Con rabbia non bisogna immaginare una tendenza estemporanea a perdere il controllo. La rabbia non è solo una reazione che segue un tamponamento o una ingiustizia di condominio. Essa può essere tradotta in greco antico thymos, una una colonna portante della psicologia e dell’antropologia premoderna. Per Platone la rabbia era compagna della ragione e del desiderio nel determinare l’azione individuale, e perciò politica. In particolare, il thymos muove la persona alla difesa del proprio ruolo sociale e a vendicare una lesione della propria dignità (ovvero identità). È la forza che sta dietro la faida, il duello e la vendetta; motiva il guerriero e gli dei olimpici. L’apparentemente irrazionale nazionalismo megalomane di un anziano russo della più profonda taiga, nostalgico dell’Impero e dell’URSS, sorge dal thymos. Alla radice dell’agire politico c’è un problema di dignità violata. Un ordine in cui l’individuo aveva un posto materiale ed ideale (o dover era convinto di averne uno) crolla; conseguentemente nasce la volontà di vendetta e restaurazione della giustizia, intensissima. Invernizzi-Accetti imputa alla rabbia, nella più vicina Italia, il virale “uno vale uno” del primo Movimento 5 Stelle. Lo slogan dava voce al sentire di milioni di persone, danneggiate personalmente dalle crisi finanziaria e del debito sovrano ma impotenti in sede di urna elettorale.

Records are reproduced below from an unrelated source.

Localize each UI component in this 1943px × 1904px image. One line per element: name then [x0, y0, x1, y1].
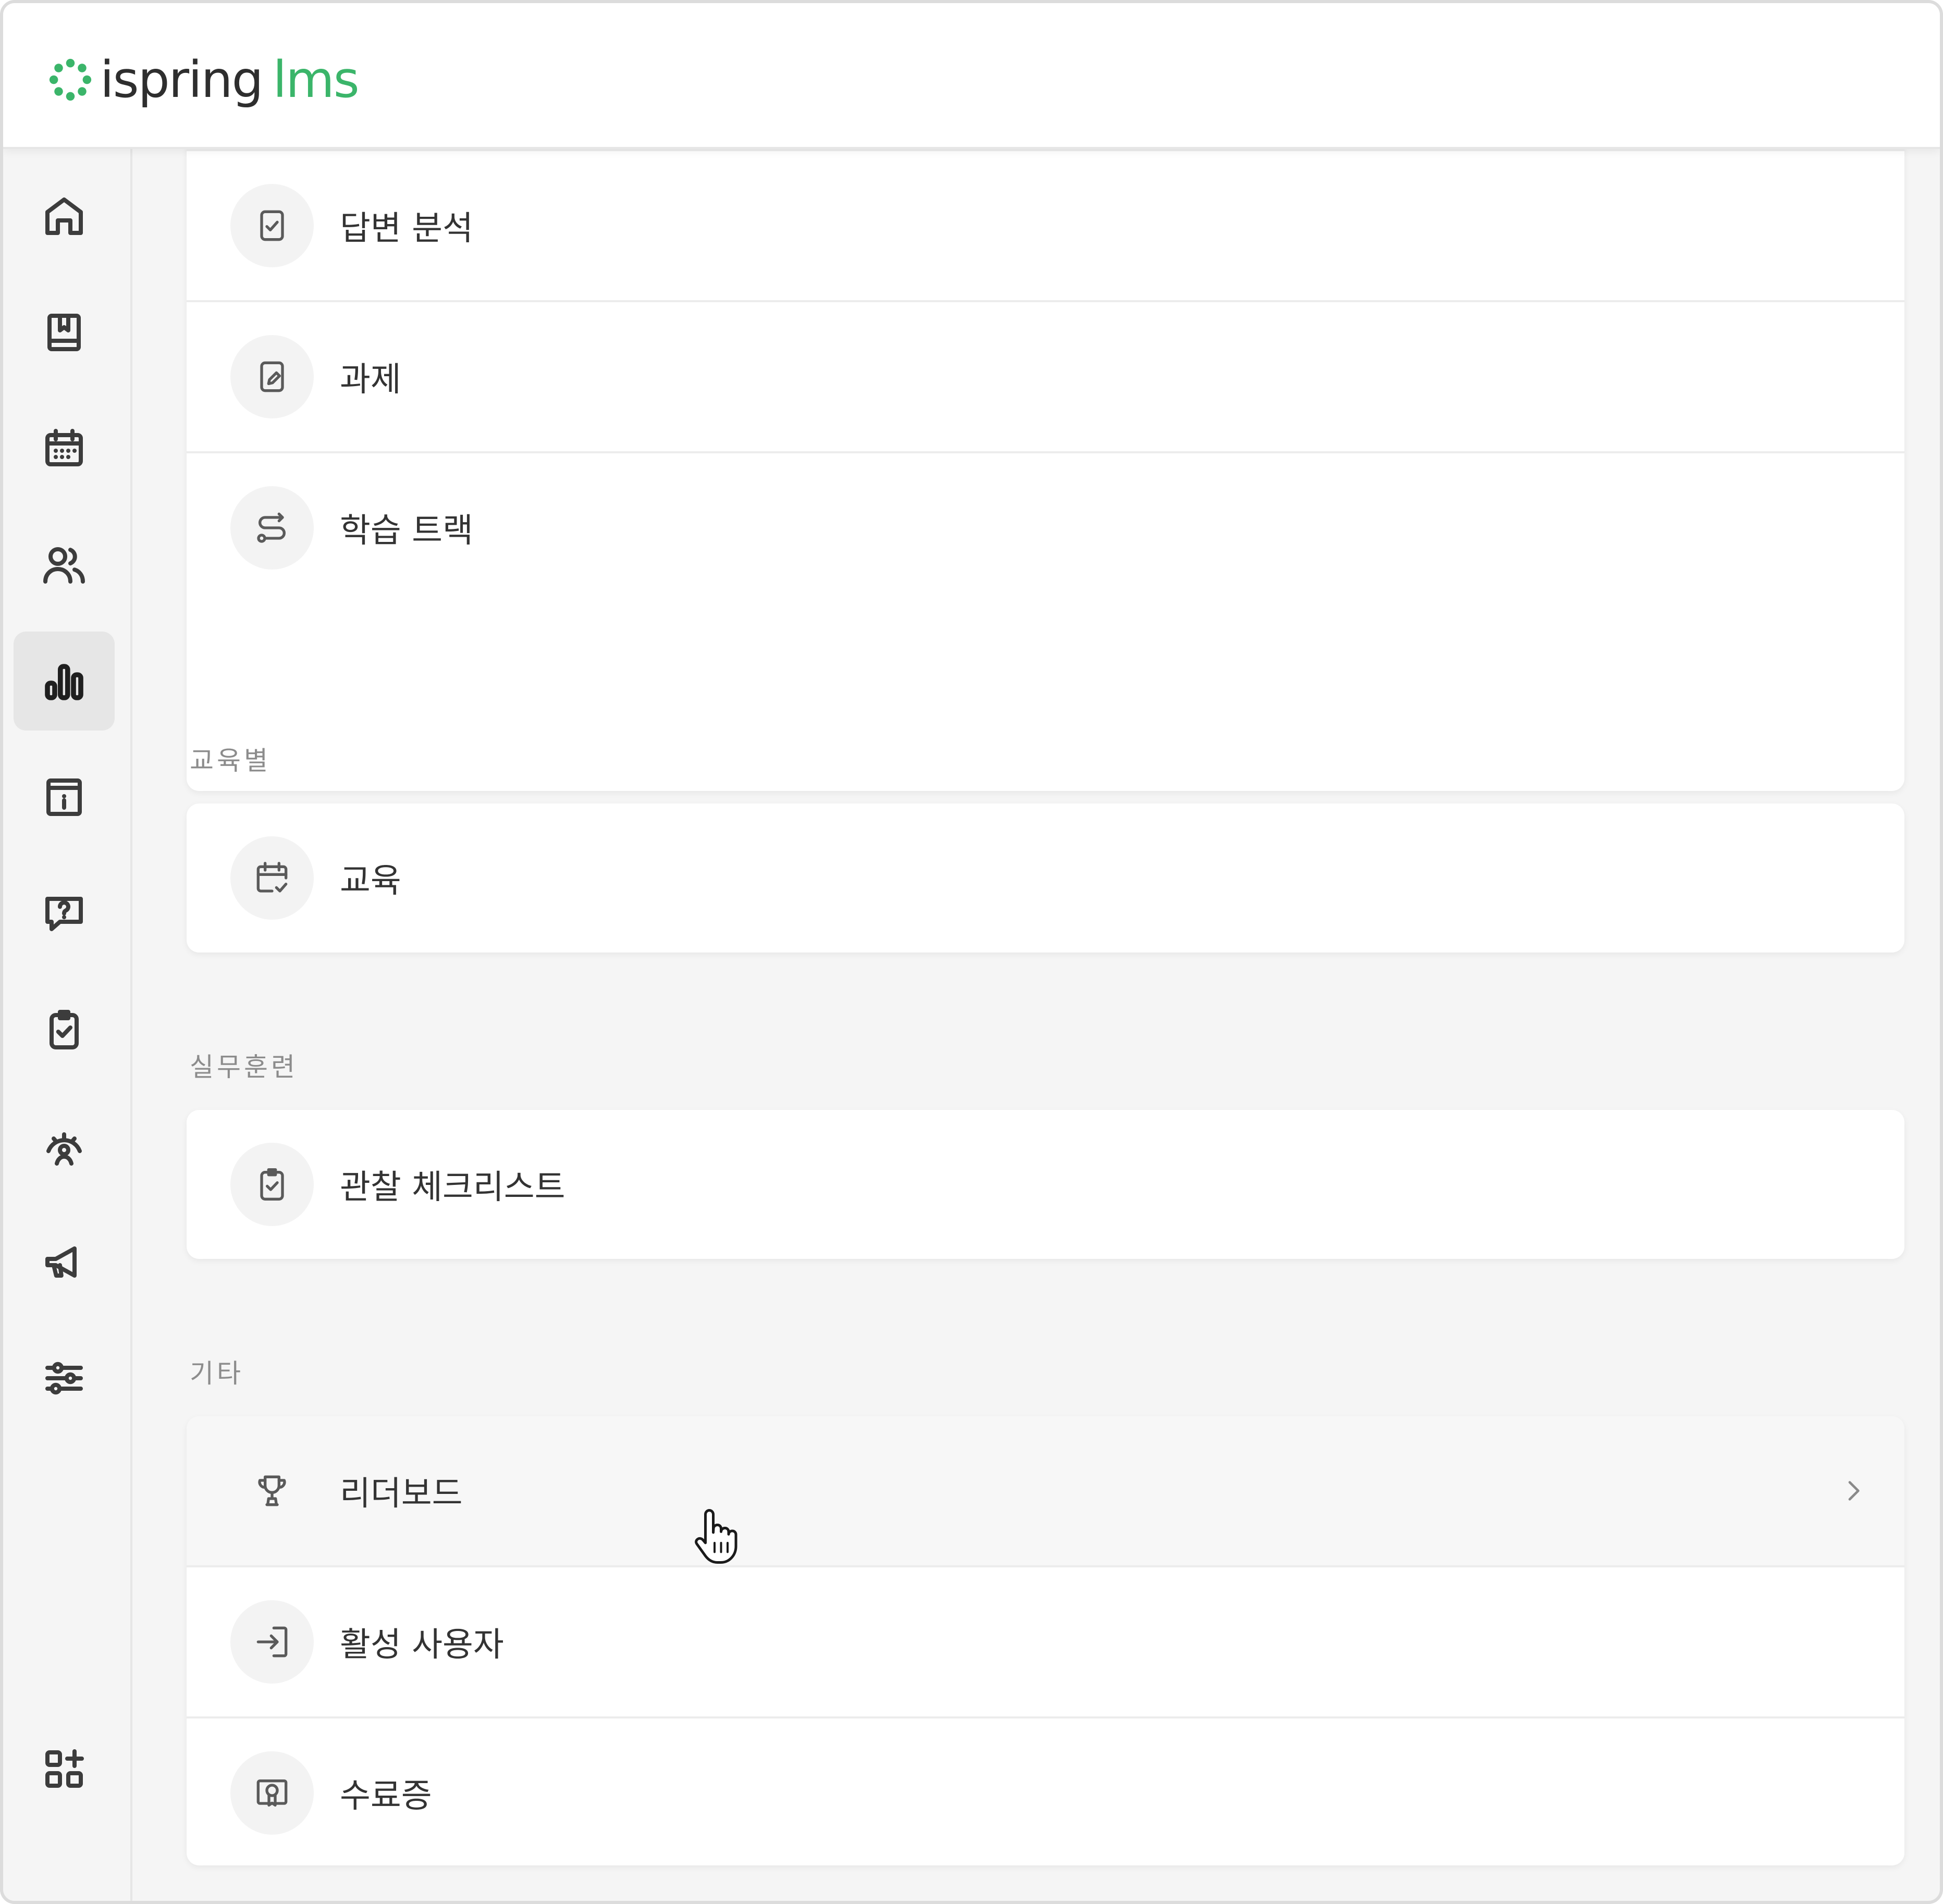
book-bookmark-icon	[47, 314, 81, 351]
ispring-logo-icon	[49, 58, 92, 101]
sign-in-icon	[256, 1626, 288, 1658]
sidebar-item-settings[interactable]	[14, 1329, 115, 1428]
report-item-label: 수료증	[340, 1777, 432, 1815]
sidebar-item-calendar[interactable]	[14, 399, 115, 498]
report-item-learning-tracks[interactable]: 학습 트랙	[187, 451, 1904, 602]
report-item-label: 리더보드	[340, 1475, 463, 1513]
row-icon	[230, 184, 314, 267]
sidebar-item-info[interactable]	[14, 748, 115, 847]
check-document-icon	[260, 210, 284, 241]
report-item-label: 활성 사용자	[340, 1626, 504, 1664]
users-icon	[43, 547, 85, 584]
sidebar-item-library[interactable]	[14, 283, 115, 382]
row-icon	[230, 1751, 314, 1835]
sidebar-item-questions[interactable]	[14, 864, 115, 963]
gauge-person-icon	[46, 1132, 82, 1166]
report-item-active-users[interactable]: 활성 사용자	[187, 1565, 1904, 1716]
report-item-leaderboard[interactable]: 리더보드	[187, 1416, 1904, 1565]
apps-plus-icon	[45, 1749, 84, 1788]
report-item-events[interactable]: 교육	[187, 803, 1904, 953]
sidebar-item-reports[interactable]	[14, 632, 115, 731]
calendar-check-icon	[256, 862, 288, 893]
report-item-label: 교육	[340, 862, 401, 900]
section-title-other: 기타	[190, 1358, 244, 1389]
sidebar-item-assessment[interactable]	[14, 1096, 115, 1195]
logo-product-text: lms	[273, 51, 360, 109]
reports-card-practice: 관찰 체크리스트	[187, 1110, 1904, 1259]
clipboard-check-icon	[50, 1010, 79, 1049]
logo[interactable]: ispring lms	[47, 51, 360, 109]
sidebar-item-home[interactable]	[14, 167, 115, 266]
sidebar-item-add-apps[interactable]	[14, 1720, 115, 1819]
report-item-label: 답변 분석	[340, 209, 473, 248]
megaphone-icon	[45, 1246, 77, 1278]
trophy-icon	[258, 1475, 286, 1506]
section-title-practice: 실무훈련	[190, 1052, 298, 1082]
reports-card-other: 리더보드 활성 사용자 수료증	[187, 1416, 1904, 1865]
sidebar	[3, 149, 132, 1901]
logo-brand-text: ispring	[100, 51, 264, 109]
report-item-assignments[interactable]: 과제	[187, 300, 1904, 451]
sidebar-item-news[interactable]	[14, 1213, 115, 1312]
report-item-certificates[interactable]: 수료증	[187, 1716, 1904, 1865]
edit-document-icon	[260, 361, 284, 392]
section-title-events: 교육별	[190, 746, 271, 776]
info-board-icon	[46, 778, 82, 816]
row-icon	[230, 1143, 314, 1226]
report-item-answer-analysis[interactable]: 답변 분석	[187, 149, 1904, 300]
sliders-icon	[45, 1362, 83, 1395]
route-icon	[257, 512, 286, 543]
sidebar-item-checklist[interactable]	[14, 980, 115, 1079]
reports-card-top: 답변 분석 과제 학습 트랙	[187, 107, 1904, 791]
row-icon	[230, 1600, 314, 1684]
calendar-icon	[45, 429, 83, 466]
hand-cursor-icon	[695, 1509, 737, 1564]
row-icon	[230, 1449, 314, 1532]
chevron-right-icon	[1839, 1476, 1868, 1505]
certificate-icon	[256, 1779, 288, 1807]
report-item-label: 과제	[340, 361, 401, 399]
report-item-label: 학습 트랙	[340, 512, 473, 550]
row-icon	[230, 335, 314, 418]
reports-card-events: 교육	[187, 803, 1904, 953]
sidebar-item-users[interactable]	[14, 515, 115, 614]
app-window: ispring lms 답변 분석 과제 학습 트랙 교육별 교육 실무훈련 관…	[0, 0, 1943, 1904]
report-item-label: 관찰 체크리스트	[340, 1168, 565, 1207]
home-icon	[45, 197, 83, 235]
reports-content: 답변 분석 과제 학습 트랙 교육별 교육 실무훈련 관찰 체크리스트 기타 리…	[132, 107, 1940, 1901]
row-icon	[230, 836, 314, 920]
report-item-observation-checklist[interactable]: 관찰 체크리스트	[187, 1110, 1904, 1259]
question-chat-icon	[45, 897, 83, 931]
bar-chart-icon	[45, 664, 83, 700]
clipboard-check-icon	[260, 1168, 284, 1201]
top-bar: ispring lms	[3, 3, 1940, 149]
row-icon	[230, 486, 314, 570]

Una lunghissima scia di proteste politiche nel mondo occidentale, a partire dal 2000 circa, ha a che vedere con eruzioni di rabbia. Che si parli di Blacklivesmatter o del movimento NoGlobal si possono notare tratti caratteristici che riconducono tanto all’anarchismo politico del nostro secolo che al thymos politico: nascono e muoiono rapidamente, sono disorganizzati, danno voce a chi crede di essere stato svantaggiato da cambiamenti recenti, non offrono soluzioni integrali bensì reclamano giustizia. Definirli di sinistra o destra è irrilevante. Conta invece collocarli in uno spettro emotivo che va dalla soddisfazione alla insoddisfazione. Questa appare essere la nuova vera gamma politica. Si dovrebbe passare da uno schema lineare ad uno circolare, con due poli opposti: i vincenti degli ultimi trenta anni di cambiamenti economici e politici da una parte, e dall’altra chi crede di avere perso la sua identità, il suo quartiere, il suo mestiere, la sua casa, la sua mente. È questo il popolo No-Vax, è questo il popolo la cui partecipazione politica è oggi mossa dalla rabbia. Purtroppo è anche il popolo di cui ridono i mass media e gli attori istituzionali, che sono chiaramente voci del popolo vincente. Con il suo lavoro Invernizzi-Accetti avvicina il lettore a conoscere e capire storie delle quali è parte ora, in questo momento, al di qua o di là delle barricate digitali.
L’intento è nobile: la sintesi. In una democrazia non si può pensare di ascoltare gli arrabbiati e distruggere leggi e convenzioni; al contempo gli arrabbiati non devono essere esclusi o autoescludersi dalla politica, così lasciando il campo alla grigia e apolitica tecnocrazia. La via mediana è da cercare con pazienza ed attenzione. La rabbia è un fatto politico che è sempre esistito e che non si può ignorare; va integrata nella democrazia del XXI secolo, prima che si trasformi in una frattura insanabile.